Save gas. Save money. Don't wait in line idling.
You might also clean your car, inside and out. That's because friction and weight reduce fuel economy, too.
You'll never get rid of all friction; and you'll certainly drive a car or truck that weighs something. The idea is to wipe off unnecessary friction and dump useless weight.
Vehicles move through air, which creates resistance, or drag. The smoother the surface, the lower the drag. The lower the drag, the better the fuel economy. Dirty, gunky surfaces move through air with more friction, more drag. Wash and wax your vehicle; and empty that trunk and cargo bay.
In addition, consider the friction between the road and your tires. Underinflated tires encounter more friction, which means they need more energy and fuel to move them over the road. More friction also means those tires will build up more heat, which can lead to a blowout. Routinely monitor your tire pressure. It can help save fuel, and possibly your life.
And speaking of drag, rolling the windows down to cool off during a long drive can actually use more gasoline than turning on the air conditioning. This "four-forty" cooling (opening four windows while traveling 40 mph) helps turn the car into a metal parachute because wind rushes into the front window and creates drag as it meets resistance in the back of the car. That causes the engine to work harder to move.
The weight issue is often overlooked by motorists. There are people who use their cars and trucks as rolling storage bins. That's fine, if all of the stuff being carted about is needed for work or, perhaps, medical reasons. It's wasteful if it's cluttering your trunk only because you are too lazy to take it out, properly store it, or throw it away. The more weight you carry, the more fuel it takes to move the vehicle.
There are so many things you can do to save fuel, there is no need to wring your hands over gasoline prices. Consider your driving habits. The supermarket is a mile from your house, you drive there -- and not just once in the same day. (I personally know someone, who will remain nameless to protect domestic harmony, who will visit the local store three times in one Saturday to get what the nameless person could have gotten the first time had the nameless person written a shopping list.)

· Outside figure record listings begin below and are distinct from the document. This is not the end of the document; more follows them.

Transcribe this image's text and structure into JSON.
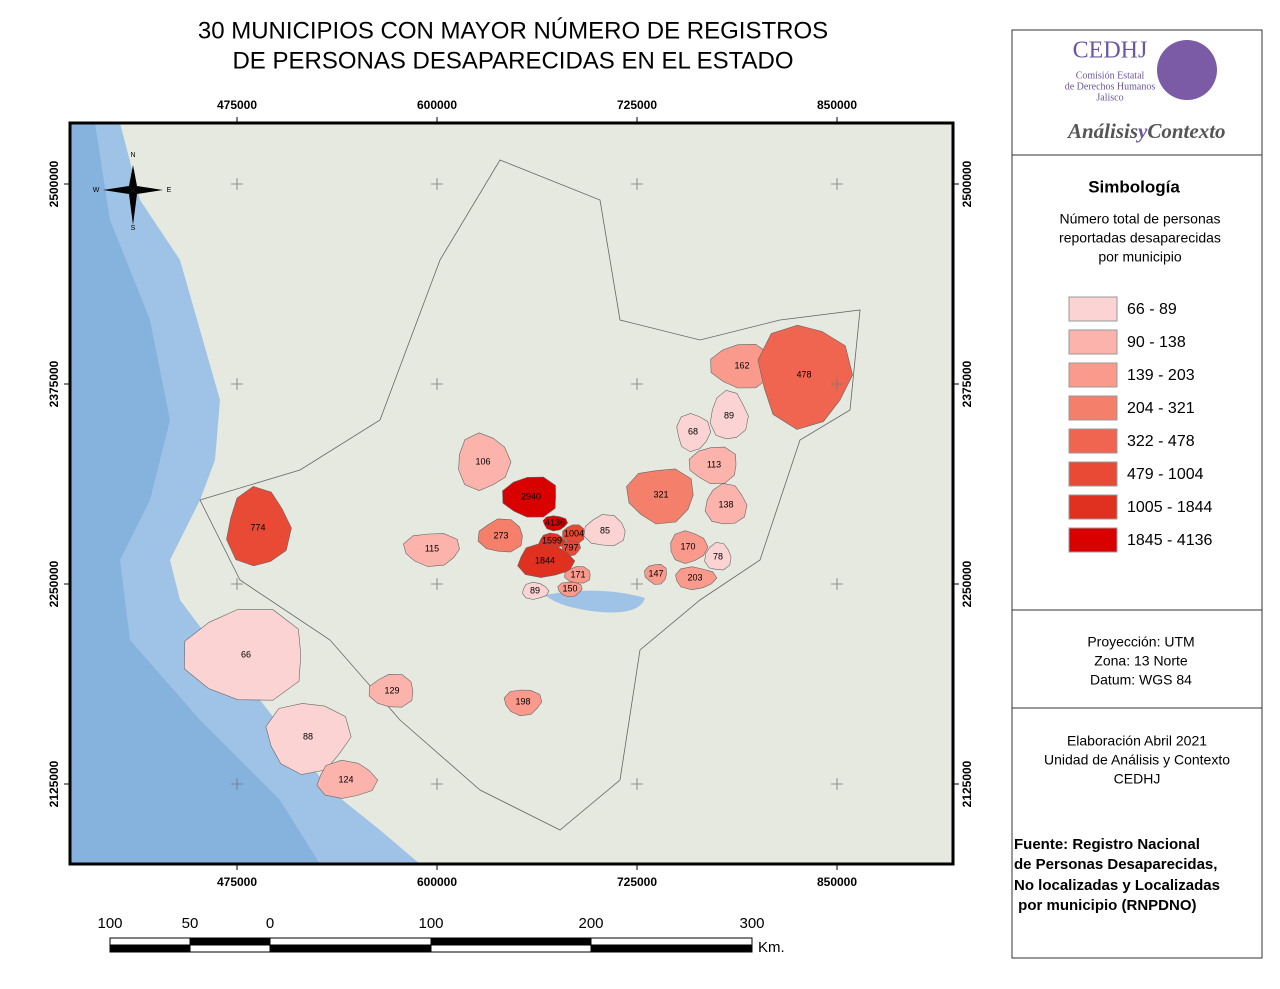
{
  "header": {
    "title": [
      "30 MUNICIPIOS CON MAYOR NÚMERO DE REGISTROS",
      "DE PERSONAS DESAPARECIDAS EN EL ESTADO"
    ]
  },
  "map": {
    "xlim": [
      370625,
      922500
    ],
    "ylim": [
      2075000,
      2538125
    ],
    "xticks": [
      475000,
      600000,
      725000,
      850000
    ],
    "yticks": [
      2125000,
      2250000,
      2375000,
      2500000
    ],
    "compass": [
      "N",
      "W",
      "E",
      "S"
    ],
    "municipalities": [
      2940,
      4136,
      1599,
      1004,
      797,
      1844,
      171,
      150,
      89,
      273,
      115,
      106,
      85,
      321,
      170,
      78,
      147,
      203,
      138,
      113,
      68,
      89,
      162,
      478,
      774,
      66,
      88,
      124,
      129,
      198
    ]
  },
  "scale_bar": {
    "labels": [
      100,
      50,
      0,
      100,
      200,
      300
    ],
    "unit": "Km."
  },
  "panel": {
    "logo": {
      "name": "CEDHJ",
      "lines": [
        "Comisión Estatal",
        "de Derechos Humanos",
        "Jalisco"
      ],
      "brand": [
        "Análisis",
        "y",
        "Contexto"
      ]
    },
    "legend": {
      "title": "Simbología",
      "subtitle": [
        "Número total de personas",
        "reportadas desaparecidas",
        "por municipio"
      ],
      "classes": [
        {
          "label": "66 - 89",
          "color": "#fcd3d3"
        },
        {
          "label": "90 - 138",
          "color": "#fbb3ac"
        },
        {
          "label": "139 - 203",
          "color": "#f99a8c"
        },
        {
          "label": "204 - 321",
          "color": "#f47f6a"
        },
        {
          "label": "322 - 478",
          "color": "#ef6550"
        },
        {
          "label": "479 - 1004",
          "color": "#e84a36"
        },
        {
          "label": "1005 - 1844",
          "color": "#e0301f"
        },
        {
          "label": "1845 - 4136",
          "color": "#d90000"
        }
      ]
    },
    "projection": [
      "Proyección: UTM",
      "Zona: 13 Norte",
      "Datum: WGS 84"
    ],
    "credits": [
      "Elaboración Abril 2021",
      "Unidad de Análisis y Contexto",
      "CEDHJ"
    ],
    "source": [
      "Fuente: Registro Nacional",
      "de Personas Desaparecidas,",
      "No localizadas y Localizadas",
      " por municipio (RNPDNO)"
    ]
  }
}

So, make lists. Combine trips. Eliminate others. Walk about the neighborhood. Say, "Hi" to the neighbors. Who knows? It could be the start of community.
Just a few more things. Confine auto racing to sanctioned tracks. Racing about city streets and interstate highways not only wastes fuel, it also leads to crashes -- which wastes more fuel (spilled fuel on the highway, fuel used by ambulances and police vehicles to get to and from crash scenes, fuel used by aircraft to medically evacuate critically injured crash victims and, if you're very unlucky, fuel used to operate the vehicles in your funeral procession). Slow down. Improve your chances of getting there alive -- and solvent.
Also, as much as possible, check regional weather and road conditions before you take off. Getting stuck in long traffic jams on days that require air conditioning or heating also costs money. Plan your routes.
And this crazy business about pumping premium unleaded gasoline into cars or trucks designed to run on lower octane gasoline. Don't do it; and stop doing it if you've fallen into that moneywasting habit.
Generally, the octane rating is an expression of a gasoline's anti-knock quality, the fuel's ability to burn in an engine's combustion chamber without knocking or pinging. Most engines run quite well on lower octane gasolines.
But you don't have to think about any of that. Just read your owner's manual. If, as often is the case, lower octane gasoline is recommended, use it and be happy.